Vorsicht, Schilddrüsenhormon vom Schwein enthält viel T3!

Bei der Hormoneinstellung gibt es ein praktisches Problem: Schweine haben von Natur aus ein höheres T3-T4-Verhältnis als der Mensch. Diese natürlichen Hormone sind also in erster Linie für das Schwein natürlich, für den Menschen schon weniger – der erhebliche T3-Anteil im natürlichen Präparat kann für Menschen viel zu hoch sein.

Falls sich herausstellt, dass das tatsächlich der Fall ist, wird es notwendig, dieses natürliche Kombinationspräparat bei der betroffenen Person mit herkömmlichem L-Thyroxin zu ergänzen, um nicht mit T3 überdosiert oder mit T4 unterdosiert zu sein oder gar beides zugleich. Wenn man sich um eine sorgfältige Hormoneinstellung bemüht, kommt so etwas sogar häufig vor.

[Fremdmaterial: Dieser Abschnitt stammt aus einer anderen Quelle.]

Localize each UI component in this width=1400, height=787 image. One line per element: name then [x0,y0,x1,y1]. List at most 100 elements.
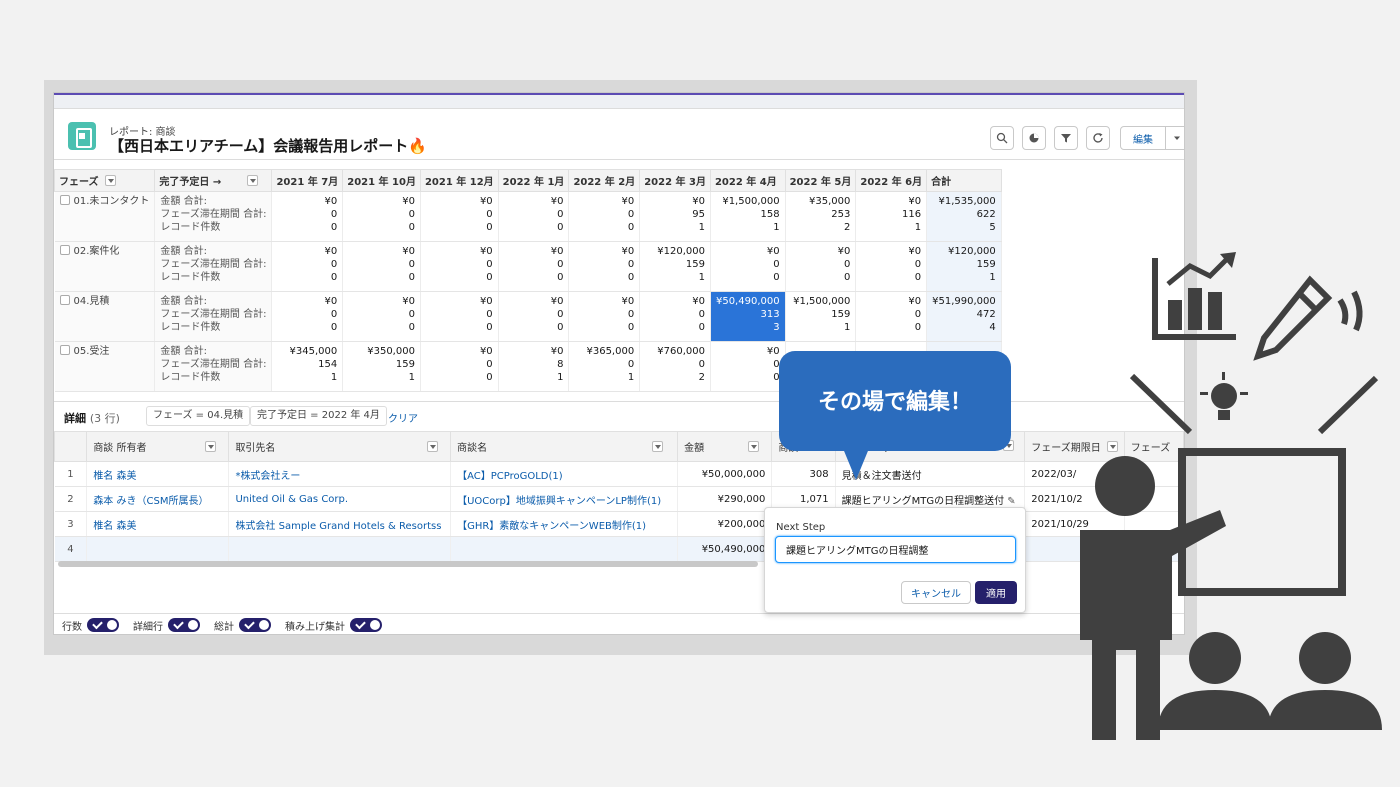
summary-value-cell[interactable]: ¥0 0 0 [342,291,421,342]
summary-value: 2 [698,372,705,383]
summary-total-cell[interactable]: ¥51,990,000 472 4 [926,291,1002,342]
chart-button[interactable] [1022,126,1046,150]
summary-value-cell[interactable]: ¥0 0 0 [420,191,499,242]
chevron-down-icon[interactable] [652,441,664,452]
month-header: 2021 年 10月 [342,169,421,192]
summary-value-cell[interactable]: ¥0 0 0 [710,341,786,392]
toggle-switch[interactable] [168,618,200,632]
row-checkbox[interactable] [59,195,70,205]
account-cell[interactable]: United Oil & Gas Corp. [228,486,452,512]
phase-cell[interactable]: 04.見積 [54,291,156,342]
summary-total-cell[interactable]: ¥1,535,000 622 5 [926,191,1002,242]
chevron-down-icon[interactable] [247,175,259,186]
phase-cell[interactable]: 02.案件化 [54,241,156,292]
cancel-button[interactable]: キャンセル [901,581,971,604]
summary-value-cell[interactable]: ¥0 0 0 [498,191,570,242]
row-count-toggle[interactable]: 行数 [62,618,119,633]
summary-value-cell[interactable]: ¥50,490,000 313 3 [710,291,786,342]
phase-cell[interactable]: 01.未コンタクト [54,191,156,242]
stacked-summary-toggle[interactable]: 積み上げ集計 [285,618,382,633]
summary-value-cell[interactable]: ¥0 116 1 [855,191,928,242]
owner-cell[interactable]: 森本 みき（CSM所属長） [86,486,230,512]
owner-column-header[interactable]: 商談 所有者 [86,431,230,462]
detail-toolbar: 詳細 (3 行) フェーズ = 04.見積 完了予定日 = 2022 年 4月 … [54,401,1184,431]
summary-total-cell[interactable]: ¥120,000 159 1 [926,241,1002,292]
row-checkbox[interactable] [59,345,70,355]
summary-value-cell[interactable]: ¥0 0 0 [785,241,857,292]
summary-value: 1 [698,272,705,283]
owner-cell[interactable]: 椎名 森美 [86,511,230,537]
summary-value-cell[interactable]: ¥0 0 0 [855,241,928,292]
search-button[interactable] [990,126,1014,150]
summary-value-cell[interactable]: ¥0 0 0 [271,241,344,292]
row-index: 4 [54,536,88,562]
summary-value: ¥50,490,000 [715,296,780,307]
toggle-switch[interactable] [87,618,119,632]
summary-value-cell[interactable]: ¥120,000 159 1 [639,241,711,292]
summary-value-cell[interactable]: ¥0 0 0 [568,241,641,292]
opportunity-cell[interactable]: 【UOCorp】地域振興キャンペーンLP制作(1) [450,486,679,512]
next-step-input[interactable] [775,536,1016,563]
opportunity-cell[interactable]: 【AC】PCProGOLD(1) [450,461,679,487]
summary-value-cell[interactable]: ¥0 0 0 [420,241,499,292]
summary-value: 1 [914,222,922,233]
row-checkbox[interactable] [59,295,70,305]
owner-cell [86,536,230,562]
date-column-header[interactable]: 完了予定日 → [154,169,273,192]
summary-value-cell[interactable]: ¥1,500,000 159 1 [785,291,857,342]
toggle-switch[interactable] [239,618,271,632]
summary-value-cell[interactable]: ¥0 0 0 [342,241,421,292]
clear-filter-link[interactable]: クリア [388,410,418,425]
summary-value-cell[interactable]: ¥0 0 0 [639,291,711,342]
toggle-switch[interactable] [350,618,382,632]
amount-column-header[interactable]: 金額 [677,431,773,462]
refresh-button[interactable] [1086,126,1110,150]
opportunity-column-header[interactable]: 商談名 [450,431,679,462]
chevron-down-icon[interactable] [427,441,439,452]
summary-value-cell[interactable]: ¥0 0 0 [498,291,570,342]
top-bar [54,95,1184,109]
phase-column-header[interactable]: フェーズ [54,169,156,192]
phase-cell[interactable]: 05.受注 [54,341,156,392]
summary-value-cell[interactable]: ¥0 0 0 [855,291,928,342]
chevron-down-icon[interactable] [748,441,760,452]
summary-value-cell[interactable]: ¥0 0 0 [271,291,344,342]
account-column-header[interactable]: 取引先名 [228,431,452,462]
summary-value-cell[interactable]: ¥0 0 0 [498,241,570,292]
summary-value-cell[interactable]: ¥1,500,000 158 1 [710,191,786,242]
owner-cell[interactable]: 椎名 森美 [86,461,230,487]
summary-value-cell[interactable]: ¥0 0 0 [568,191,641,242]
opportunity-cell[interactable]: 【GHR】素敵なキャンペーンWEB制作(1) [450,511,679,537]
summary-value-cell[interactable]: ¥0 0 0 [710,241,786,292]
horizontal-scrollbar[interactable] [58,561,758,567]
chevron-down-icon[interactable] [204,441,216,452]
filter-button[interactable] [1054,126,1078,150]
chevron-down-icon[interactable] [104,175,116,186]
detail-rows-toggle[interactable]: 詳細行 [133,618,200,633]
summary-value-cell[interactable]: ¥760,000 0 2 [639,341,711,392]
summary-value-cell[interactable]: ¥0 0 0 [342,191,421,242]
summary-value-cell[interactable]: ¥0 0 0 [271,191,344,242]
summary-value-cell[interactable]: ¥35,000 253 2 [785,191,857,242]
edit-dropdown-button[interactable] [1165,126,1184,150]
edit-button[interactable]: 編集 [1120,126,1166,150]
apply-button[interactable]: 適用 [975,581,1017,604]
summary-value-cell[interactable]: ¥365,000 0 1 [568,341,641,392]
account-cell[interactable]: 株式会社 Sample Grand Hotels & Resortss [228,511,452,537]
grand-total-toggle[interactable]: 総計 [214,618,271,633]
summary-value-cell[interactable]: ¥345,000 154 1 [271,341,344,392]
summary-value-cell[interactable]: ¥0 8 1 [498,341,570,392]
summary-value: 0 [773,259,780,270]
pencil-edit-icon[interactable]: ✎ [1007,496,1015,507]
summary-value: ¥760,000 [657,346,705,357]
row-checkbox[interactable] [59,245,70,255]
summary-value: 8 [557,359,564,370]
filter-phase-pill[interactable]: フェーズ = 04.見積 [146,406,251,426]
summary-value-cell[interactable]: ¥350,000 159 1 [342,341,421,392]
summary-value-cell[interactable]: ¥0 0 0 [420,291,499,342]
account-cell[interactable]: *株式会社えー [228,461,452,487]
summary-value-cell[interactable]: ¥0 95 1 [639,191,711,242]
summary-value-cell[interactable]: ¥0 0 0 [568,291,641,342]
filter-date-pill[interactable]: 完了予定日 = 2022 年 4月 [250,406,387,426]
summary-value-cell[interactable]: ¥0 0 0 [420,341,499,392]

Natürliche Schilddrüsenhormone kombiniert mit L-Thyroxin

Es ist deshalb schon vorgekommen, dass ein Hersteller den Hormonen vom Schwein ein wenig synthetisch hergestelltes L-Thyroxin hinzufügt, um den für den Menschen unnatürlich hohen T3-Anteil auszugleichen. Dieses Mischungsverhältnis muss aber auch nicht für alle passen, sodass es sinnvoller wäre, die natürlichen Hormone individuell mit L-Thyroxin zu ergänzen. Erkundigen Sie sich in der Apotheke vor der ersten Verschreibung genau, welche Hormone tatsächlich enthalten sind und was auf dem ärztlichen Privatrezept stehen sollte, damit Sie auf Anhieb das benötigte Produkt bekommen.

Es spricht sonst nichts Grundsätzliches dagegen, L-Thyroxin und den Schilddrüsen-Extrakt zusammen einzusetzen: Ein natürliches Präparat muss nicht immer besser sein, manchmal ist es nur teurer und komplizierter. Es ist deshalb sinnvoll, die Behandlung mit Schilddrüsenhormonen auf die herkömmliche Art mit L-Thyroxin-Tabletten zu beginnen und erst dann auf natürliche Hormone umzusteigen, wenn es Gründe dafür gibt.

Wer zum Beispiel L-Thyroxin gut verträgt, aber mit den herkömmlichen T3-Präparaten trotz eines sehr niedrigen fT3-Werts nicht zurecht kommt, könnte L-Thyroxin versuchshalber mit dem tierischen Extrakt kombinieren. Das heißt, man könnte die natürlichen Schilddrüsenhormone in erster Linie zur T3-Substitution verwenden. Für diesen Zweck sollte man mit der niedrigsten Dosis des Schilddrüsen-Extrakts beginnen, ihn mit L-Thyroxin kombinieren und dann ähnlich vorgehen wie in den vorausgehenden Kapiteln beschrieben.